Le triptyque « Apprendre, enseigner, évaluer » organise le document qui propose une approche centrée sur les besoins de l’apprenant, un enseignement fondé sur le développement de compétences consignées dans des descripteurs et une évaluation multiforme enregistrée dans un passeport des langues. Confrontés à un texte opaque par son organisation non-linéaire et par l’ambivalence assumée de certains repères (Coste, 2006), les formateurs d’enseignants et les experts auprès du Conseil de l’Europe se sont alors mobilisés pour transcrire les axes forts du CECRL dans des ouvrages pédagogiques (Tagliante, 2005 ; Lallement & Pierret, 2007 ; Bourguigon, 2010 ; Rosen & Reinhardt, 2010 ; Robert & Rosen, 2010 ; RelEx & coll., 2011).

Dans le domaine français, il s’est agi, dans un premier temps, de faire une lecture du CECRL comme un ouvrage qui propose un renouvellement méthodologique autour de la perspective actionnelle (Richer, 2005 ; Bourguignon, 2008) : la compétence communicative langagière s’inscrit dans le cadre plus large des compétences générales qui permettent à l’apprenant d’interagir dans un contexte social défini. L’apprenant n’est donc plus un sujet mais un acteur à part entière qui peut mobiliser toutes les ressources dont il dispose — y compris langagières — afin d’accomplir des actions en langue cible. Un second axe de lecture se centre sur le développement des compétences plurilingues et pluriculturelles consignées dans un porfolio européen des langues afin de valoriser les compétences (qui peuvent être partielles) de tout locuteur (Castellotti & Moore, 2005 ; Little, 2011). Ce profilage pourrait permettre en zone frontalière, dans le cadre de langues voisines ou d’enfants issus de l’immigration de moduler le curriculum pour prendre en compte les compétences déjà développées par les apprenants (Goullier, 2008).

Dans le contexte européen, nul ne peut contester l’importance du CECRL concernant l’harmonisation des niveaux de compétences de l’utilisateur élémentaire (A) à l’utilisateur expérimenté (C) en passant par l’utilisateur indépendant (B). Traduit dans toutes les langues européennes, le CECRL a aussi séduit d’autres pays qui cherchaient un référentiel pour attester de niveaux de langues (Nishiyama, 2009 ; Rong, 2010) ou un document susceptible de renouveler des pratiques pédagogiques (Béacco, 2008).

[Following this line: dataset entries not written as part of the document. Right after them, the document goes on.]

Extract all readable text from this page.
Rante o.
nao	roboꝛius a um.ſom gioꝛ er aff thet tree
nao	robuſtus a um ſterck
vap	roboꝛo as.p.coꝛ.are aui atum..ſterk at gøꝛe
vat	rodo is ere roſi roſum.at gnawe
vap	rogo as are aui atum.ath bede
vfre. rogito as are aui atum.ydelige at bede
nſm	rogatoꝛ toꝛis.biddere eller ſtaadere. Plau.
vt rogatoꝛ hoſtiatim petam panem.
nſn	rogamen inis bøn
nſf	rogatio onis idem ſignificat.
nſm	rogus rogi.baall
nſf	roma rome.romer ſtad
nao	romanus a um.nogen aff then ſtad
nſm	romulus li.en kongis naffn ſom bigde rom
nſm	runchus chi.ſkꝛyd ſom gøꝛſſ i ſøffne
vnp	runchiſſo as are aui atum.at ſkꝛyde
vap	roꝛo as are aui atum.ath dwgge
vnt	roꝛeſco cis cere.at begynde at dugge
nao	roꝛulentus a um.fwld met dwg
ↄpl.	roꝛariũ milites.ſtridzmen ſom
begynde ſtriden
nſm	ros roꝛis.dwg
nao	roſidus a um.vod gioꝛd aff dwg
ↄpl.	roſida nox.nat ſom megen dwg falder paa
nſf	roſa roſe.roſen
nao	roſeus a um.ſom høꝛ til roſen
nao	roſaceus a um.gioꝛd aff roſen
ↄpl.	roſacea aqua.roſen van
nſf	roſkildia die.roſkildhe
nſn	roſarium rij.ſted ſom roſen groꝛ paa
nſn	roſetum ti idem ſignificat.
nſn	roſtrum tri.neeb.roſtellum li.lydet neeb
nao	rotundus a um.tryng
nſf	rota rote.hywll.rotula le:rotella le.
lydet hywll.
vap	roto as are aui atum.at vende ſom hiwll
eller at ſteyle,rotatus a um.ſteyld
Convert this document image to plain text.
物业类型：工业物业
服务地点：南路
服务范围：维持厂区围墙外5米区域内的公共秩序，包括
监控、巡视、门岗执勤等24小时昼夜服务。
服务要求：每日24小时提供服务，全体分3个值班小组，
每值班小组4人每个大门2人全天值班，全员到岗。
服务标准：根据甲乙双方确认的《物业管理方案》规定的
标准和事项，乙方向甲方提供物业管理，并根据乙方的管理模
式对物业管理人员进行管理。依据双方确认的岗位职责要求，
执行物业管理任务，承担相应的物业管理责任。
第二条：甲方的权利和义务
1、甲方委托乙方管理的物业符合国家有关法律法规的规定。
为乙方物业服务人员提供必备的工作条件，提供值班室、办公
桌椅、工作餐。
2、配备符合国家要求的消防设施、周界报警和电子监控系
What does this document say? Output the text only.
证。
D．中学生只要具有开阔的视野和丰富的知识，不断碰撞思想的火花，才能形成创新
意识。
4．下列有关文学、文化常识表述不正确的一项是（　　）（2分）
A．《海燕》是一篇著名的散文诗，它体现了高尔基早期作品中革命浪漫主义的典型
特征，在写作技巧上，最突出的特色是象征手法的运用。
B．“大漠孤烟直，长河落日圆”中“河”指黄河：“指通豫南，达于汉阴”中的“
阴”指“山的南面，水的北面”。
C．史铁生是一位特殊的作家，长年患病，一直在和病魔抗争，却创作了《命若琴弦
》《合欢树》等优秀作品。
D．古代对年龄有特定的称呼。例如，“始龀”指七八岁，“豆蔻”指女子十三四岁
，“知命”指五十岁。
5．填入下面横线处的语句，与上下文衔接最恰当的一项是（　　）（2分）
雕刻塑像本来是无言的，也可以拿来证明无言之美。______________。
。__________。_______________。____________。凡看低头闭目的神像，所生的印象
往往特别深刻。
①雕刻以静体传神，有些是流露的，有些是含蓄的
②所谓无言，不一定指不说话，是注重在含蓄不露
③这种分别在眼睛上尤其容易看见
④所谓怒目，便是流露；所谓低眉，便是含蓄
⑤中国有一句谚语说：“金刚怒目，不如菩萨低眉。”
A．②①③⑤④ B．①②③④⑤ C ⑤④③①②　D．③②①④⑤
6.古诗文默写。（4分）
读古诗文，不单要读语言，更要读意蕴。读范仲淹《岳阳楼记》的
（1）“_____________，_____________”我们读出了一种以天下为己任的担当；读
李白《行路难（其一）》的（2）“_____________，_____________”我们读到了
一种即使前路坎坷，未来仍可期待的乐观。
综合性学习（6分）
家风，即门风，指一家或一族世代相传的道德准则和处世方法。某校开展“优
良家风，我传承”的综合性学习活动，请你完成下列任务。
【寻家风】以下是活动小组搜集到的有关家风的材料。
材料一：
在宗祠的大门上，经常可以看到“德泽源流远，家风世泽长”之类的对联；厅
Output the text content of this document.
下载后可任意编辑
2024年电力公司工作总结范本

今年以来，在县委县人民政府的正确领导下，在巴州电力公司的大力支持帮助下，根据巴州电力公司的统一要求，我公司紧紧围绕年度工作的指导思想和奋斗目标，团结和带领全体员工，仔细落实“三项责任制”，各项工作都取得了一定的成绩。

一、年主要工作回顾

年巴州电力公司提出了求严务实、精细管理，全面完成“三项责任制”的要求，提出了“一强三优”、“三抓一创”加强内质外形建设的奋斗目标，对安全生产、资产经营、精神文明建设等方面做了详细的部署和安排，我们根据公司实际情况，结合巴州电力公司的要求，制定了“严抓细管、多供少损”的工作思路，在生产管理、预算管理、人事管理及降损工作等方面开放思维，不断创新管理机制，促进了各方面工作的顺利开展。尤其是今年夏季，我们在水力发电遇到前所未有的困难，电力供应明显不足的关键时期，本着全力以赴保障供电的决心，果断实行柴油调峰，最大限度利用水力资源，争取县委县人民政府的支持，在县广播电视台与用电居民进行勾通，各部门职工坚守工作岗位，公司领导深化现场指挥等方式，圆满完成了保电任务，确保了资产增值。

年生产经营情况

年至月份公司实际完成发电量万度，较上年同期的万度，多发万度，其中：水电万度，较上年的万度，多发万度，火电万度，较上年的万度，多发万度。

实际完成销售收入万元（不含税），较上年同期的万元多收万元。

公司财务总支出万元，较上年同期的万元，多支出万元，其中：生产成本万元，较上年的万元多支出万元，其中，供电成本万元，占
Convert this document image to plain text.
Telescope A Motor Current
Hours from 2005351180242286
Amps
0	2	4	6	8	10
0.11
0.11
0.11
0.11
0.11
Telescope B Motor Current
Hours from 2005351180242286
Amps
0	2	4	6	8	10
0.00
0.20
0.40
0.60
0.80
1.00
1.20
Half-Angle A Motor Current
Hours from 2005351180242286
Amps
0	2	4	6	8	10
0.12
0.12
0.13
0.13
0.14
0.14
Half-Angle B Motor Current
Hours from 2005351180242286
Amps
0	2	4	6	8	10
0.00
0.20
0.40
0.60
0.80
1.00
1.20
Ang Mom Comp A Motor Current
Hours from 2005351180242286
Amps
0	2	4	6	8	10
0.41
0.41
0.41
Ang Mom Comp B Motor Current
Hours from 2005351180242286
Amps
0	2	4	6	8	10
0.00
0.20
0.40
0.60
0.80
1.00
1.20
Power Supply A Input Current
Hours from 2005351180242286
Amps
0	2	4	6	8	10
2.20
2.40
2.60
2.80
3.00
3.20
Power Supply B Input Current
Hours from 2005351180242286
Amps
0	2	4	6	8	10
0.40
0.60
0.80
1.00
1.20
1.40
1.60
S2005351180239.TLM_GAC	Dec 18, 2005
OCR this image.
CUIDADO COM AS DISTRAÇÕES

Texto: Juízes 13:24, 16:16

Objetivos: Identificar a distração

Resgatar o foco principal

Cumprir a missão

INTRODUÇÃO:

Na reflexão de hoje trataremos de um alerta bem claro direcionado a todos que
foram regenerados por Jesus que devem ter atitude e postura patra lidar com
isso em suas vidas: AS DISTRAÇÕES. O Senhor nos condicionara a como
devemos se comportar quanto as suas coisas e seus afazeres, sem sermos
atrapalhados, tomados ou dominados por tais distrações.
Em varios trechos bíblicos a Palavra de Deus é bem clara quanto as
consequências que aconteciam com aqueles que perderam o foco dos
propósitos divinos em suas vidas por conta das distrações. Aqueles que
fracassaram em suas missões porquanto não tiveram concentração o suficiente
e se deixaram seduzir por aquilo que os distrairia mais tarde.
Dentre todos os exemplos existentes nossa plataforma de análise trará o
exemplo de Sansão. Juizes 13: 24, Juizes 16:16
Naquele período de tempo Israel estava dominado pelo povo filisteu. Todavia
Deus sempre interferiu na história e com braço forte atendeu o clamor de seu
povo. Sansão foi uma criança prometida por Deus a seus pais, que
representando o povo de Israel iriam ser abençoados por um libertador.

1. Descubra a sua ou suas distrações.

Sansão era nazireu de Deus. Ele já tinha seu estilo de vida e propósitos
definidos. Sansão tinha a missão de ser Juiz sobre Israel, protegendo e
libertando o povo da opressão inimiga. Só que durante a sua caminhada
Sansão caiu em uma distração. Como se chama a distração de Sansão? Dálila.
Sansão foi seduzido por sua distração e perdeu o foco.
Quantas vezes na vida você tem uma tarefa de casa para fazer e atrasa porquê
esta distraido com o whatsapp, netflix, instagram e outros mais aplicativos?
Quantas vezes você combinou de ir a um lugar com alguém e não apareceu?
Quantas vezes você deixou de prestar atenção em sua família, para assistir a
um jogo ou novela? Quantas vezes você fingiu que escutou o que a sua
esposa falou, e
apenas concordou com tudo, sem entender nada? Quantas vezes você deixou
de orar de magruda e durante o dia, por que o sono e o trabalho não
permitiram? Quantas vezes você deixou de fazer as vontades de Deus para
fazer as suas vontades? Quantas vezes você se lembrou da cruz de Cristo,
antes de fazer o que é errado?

Toutefois, dès la parution du CECRL en 2001, des voix se sont élevées afin de pointer certaines dérives. Dès 2002, lors d’un colloque à Giessen (Allemagne), des didacticiens germanophones (Delouis, 2008) ont noté l’absence de réflexion didactique du CECRL qui s’appuient sur des notions parfois contradictoires ou dont les origines restent opaques. Le paradigme de référence s’éloigne du plurilinguisme avancé alors que la plupart des sources sont issues du milieu de la recherche anglophone et plus particulièrement des écrits des auteurs du Cadre (auto-citations). L’esthétique et la création semblent oubliées et certains descripteurs problématiques. Au final, on reproche au CECRL un certain éclectisme qui ne permet pas aux enseignants de s’emparer facilement du référentiel avec des risques de glissements contestables vers l’évaluation tous azimuts. Pour Puren (2006), le CECRL est un document inachevé où les propositions méthodologiques font cruellement défaut même si la perspective actionnelle pourrait être une piste de réflexion moyennant quelques aménagements (cf. aussi Maurer, 2011). Frath (2008) remarque que la perspective actionnelle n’est aucunement le cœur du document alors que les ouvrages français de vulgarisation du CECRL développent exagérément cet aspect méthodologique. Silva (2011) pointe aussi les écarts linguistiques entre les différentes traductions du CECRL rendant compliqué la construction d’un métalangage partagé entre différents pays européens.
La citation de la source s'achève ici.